Carter and I had been driving home from his friend Chris’s house one Saturday afternoon. Chris lived near Mount Pentelicus, one of my favorite haunts outside of Athens. From the crest of this hill on a clear day in winter, you could see the whole bowl of Athens with the smog hovering overhead. This was where the Brits came to celebrate Boxing Day every December 26.

Crowds of people also came to fly kites on Mount Pentelicus in December when the weather changed. As we turned the corner, we saw the tail of a kite peeking out from under a pile of rubbish, flags zigzagging down the string. Its owners must have had no more use for it when it lost its wind, and so it lay abandoned in the field.

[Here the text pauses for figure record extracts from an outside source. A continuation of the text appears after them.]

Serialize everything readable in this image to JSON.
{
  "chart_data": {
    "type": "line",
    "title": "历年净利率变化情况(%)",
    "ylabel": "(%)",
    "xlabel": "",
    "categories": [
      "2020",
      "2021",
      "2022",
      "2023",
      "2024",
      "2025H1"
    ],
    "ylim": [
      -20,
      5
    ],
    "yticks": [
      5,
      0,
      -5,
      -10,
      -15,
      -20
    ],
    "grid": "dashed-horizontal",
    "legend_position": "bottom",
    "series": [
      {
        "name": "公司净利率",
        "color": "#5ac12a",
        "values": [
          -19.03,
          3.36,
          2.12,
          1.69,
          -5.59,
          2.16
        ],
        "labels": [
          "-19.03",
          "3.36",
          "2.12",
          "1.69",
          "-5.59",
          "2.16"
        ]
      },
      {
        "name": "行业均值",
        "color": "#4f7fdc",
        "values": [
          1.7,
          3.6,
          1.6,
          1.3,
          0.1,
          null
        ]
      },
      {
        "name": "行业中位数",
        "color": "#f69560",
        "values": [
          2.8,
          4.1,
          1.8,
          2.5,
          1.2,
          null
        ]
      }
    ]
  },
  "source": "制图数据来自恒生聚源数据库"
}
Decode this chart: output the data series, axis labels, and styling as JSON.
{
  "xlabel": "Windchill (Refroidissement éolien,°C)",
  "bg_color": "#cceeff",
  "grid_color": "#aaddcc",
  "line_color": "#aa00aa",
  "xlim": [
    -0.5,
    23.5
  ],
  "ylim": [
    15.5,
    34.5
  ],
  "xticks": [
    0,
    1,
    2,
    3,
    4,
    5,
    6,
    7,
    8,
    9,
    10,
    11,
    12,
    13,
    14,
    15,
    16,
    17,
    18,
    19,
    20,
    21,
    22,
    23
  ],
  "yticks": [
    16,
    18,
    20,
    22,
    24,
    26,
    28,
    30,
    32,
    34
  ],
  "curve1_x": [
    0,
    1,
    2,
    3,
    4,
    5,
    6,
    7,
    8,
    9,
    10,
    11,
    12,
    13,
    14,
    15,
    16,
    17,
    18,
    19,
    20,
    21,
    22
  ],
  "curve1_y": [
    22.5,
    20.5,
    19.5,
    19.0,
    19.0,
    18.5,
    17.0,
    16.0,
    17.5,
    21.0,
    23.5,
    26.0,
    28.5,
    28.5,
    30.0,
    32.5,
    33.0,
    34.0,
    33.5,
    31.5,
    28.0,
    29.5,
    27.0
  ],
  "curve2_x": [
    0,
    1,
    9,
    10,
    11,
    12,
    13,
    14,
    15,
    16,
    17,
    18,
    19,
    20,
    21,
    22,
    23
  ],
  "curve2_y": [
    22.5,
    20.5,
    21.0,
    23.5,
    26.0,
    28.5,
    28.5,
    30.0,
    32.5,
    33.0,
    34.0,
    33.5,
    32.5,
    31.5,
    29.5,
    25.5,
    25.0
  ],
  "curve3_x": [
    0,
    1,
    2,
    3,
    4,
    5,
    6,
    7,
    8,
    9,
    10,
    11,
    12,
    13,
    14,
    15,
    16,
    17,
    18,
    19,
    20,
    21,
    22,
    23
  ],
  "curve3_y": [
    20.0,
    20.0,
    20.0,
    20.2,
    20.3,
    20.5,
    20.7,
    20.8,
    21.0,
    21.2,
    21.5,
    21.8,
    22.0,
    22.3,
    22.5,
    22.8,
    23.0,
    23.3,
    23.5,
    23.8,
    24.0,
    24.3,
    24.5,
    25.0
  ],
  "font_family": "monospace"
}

Our curiosity taking over, we stopped the car, got out, and went to investigate. We wanted to breathe new life into this broken and tattered kite. I never thought that something inanimate could come to life. But at that time in my life, there was a dying in me that I knew I had to defeat or it would defeat me. My son was part of this tragedy, and somehow we knew that the road to healing could start with repairing that kite and watching it fly again. A dust-covered old TV pinning it down to the ground was holding the kite hostage. Its colorful tail saved it from certain death.

So we took the kite home and repaired it with glue and tape. We waited for a day with just enough wind to try and fly it.

I was restless inside, as though we were testing something other than the kite. Lying on the sofa for weeks, staring at our beautiful Christmas tree, I had been questioning my decision over and over. How could I do this to my family? How could I be so selfish? My mother stayed, I remember thinking to myself. And when I was much younger, she was one of the saddest, most guilt-ridden women I knew. I wanted to be happier than she had been.

The day to test the kite finally came, a clear, sunny day with a nice breeze. Together we took the kite back to the mountain. We watched it continue to rise and float in the air until all the string was used up. We ran with it as it leaped in the wind, flying like it was brand-new. A miracle!

We brought it down and carefully put it in the car. We would probably never fly it again, but I couldn’t let go of something that had taught me such an eloquent lesson: I was sure from that day on that there are second chances in life for those who have the heart to reach for them.